(Heim)Exerzitien sind geistliche Übungen, die Menschen in der Struktur des Alltags zu Besinnung und zu einer Begegnung mit Gott führen sollen. Art, Gestaltung, Gruppengrösse oder auch Dauer sind in dieser Frage nicht zentral – es geht primär darum, sich näher in Gottes Gegenwart zu stellen.

Grundlegende Elemente, welche einzeln oder in Kombination praktiziert werden, sind Gebet, Meditation, Schriftlesung, Fasten, Schweigen, Gespräche, körperliche oder künstlerische Betä-tigung sowie andere Möglichkeiten.

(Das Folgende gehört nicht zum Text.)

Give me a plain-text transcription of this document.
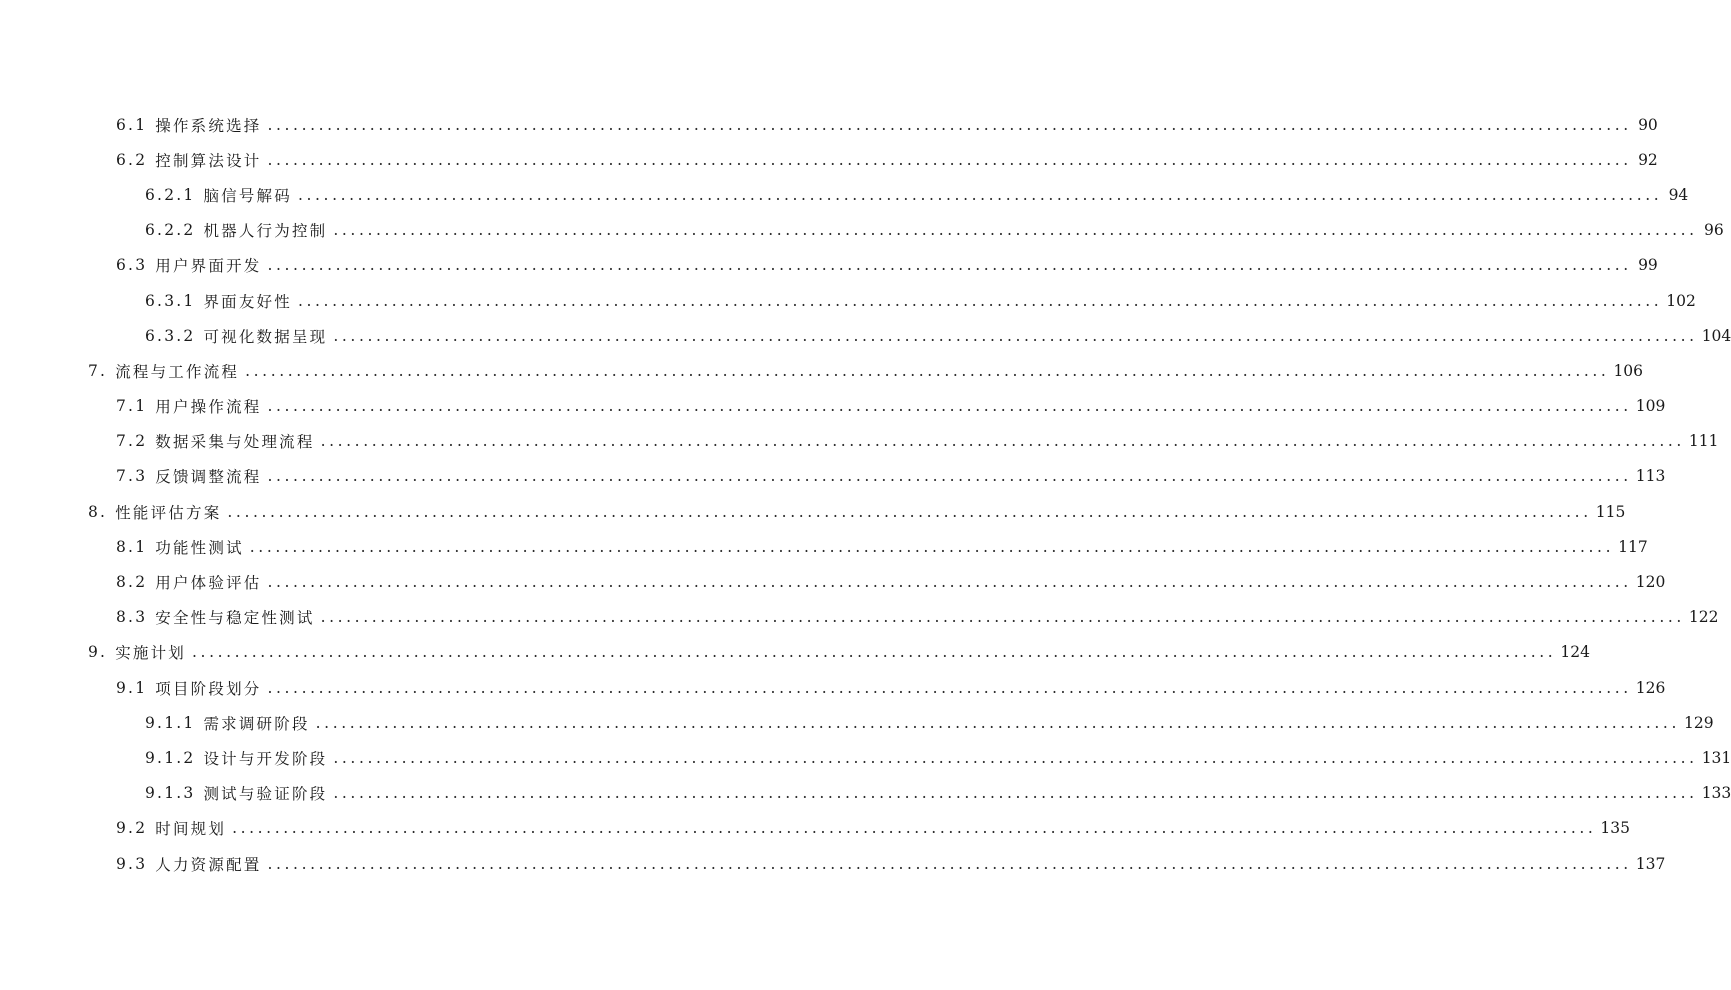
6.1 操作系统选择 ................................................................................................................................................................ 90
6.2 控制算法设计 ................................................................................................................................................................ 92
6.2.1 脑信号解码 ................................................................................................................................................................ 94
6.2.2 机器人行为控制 ................................................................................................................................................................ 96
6.3 用户界面开发 ................................................................................................................................................................ 99
6.3.1 界面友好性 ................................................................................................................................................................ 102
6.3.2 可视化数据呈现 ................................................................................................................................................................ 104
7. 流程与工作流程 ................................................................................................................................................................ 106
7.1 用户操作流程 ................................................................................................................................................................ 109
7.2 数据采集与处理流程 ................................................................................................................................................................ 111
7.3 反馈调整流程 ................................................................................................................................................................ 113
8. 性能评估方案 ................................................................................................................................................................ 115
8.1 功能性测试 ................................................................................................................................................................ 117
8.2 用户体验评估 ................................................................................................................................................................ 120
8.3 安全性与稳定性测试 ................................................................................................................................................................ 122
9. 实施计划 ................................................................................................................................................................ 124
9.1 项目阶段划分 ................................................................................................................................................................ 126
9.1.1 需求调研阶段 ................................................................................................................................................................ 129
9.1.2 设计与开发阶段 ................................................................................................................................................................ 131
9.1.3 测试与验证阶段 ................................................................................................................................................................ 133
9.2 时间规划 ................................................................................................................................................................ 135
9.3 人力资源配置 ................................................................................................................................................................ 137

Das Thema Fasten/Verzicht kann im Rahmen von Exerzitien ein wichtiges Element sein. Gerne kombinieren Sie die beiden Themen frei miteinander. Fokus dieses Kapitels ist jedoch die geistliche Annäherung zu Gott.

WIE KANN DAS GELINGEN?


Sollten Sie sich das Ziel setzen, in 40 Tagen ein Diplom als Konzertpianist*in zu erlangen, wird Ihnen dies wohl so wenig gelingen, wie wenn Sie sich zum Ziel setzen, am Ostersonntag zwei Stunden im Handstand verbleiben zu können.

[Ziel: Aussage über einen angestrebten Zustand in der Zukunft, welcher durch entsprechendes Verhalten erreicht werden soll.]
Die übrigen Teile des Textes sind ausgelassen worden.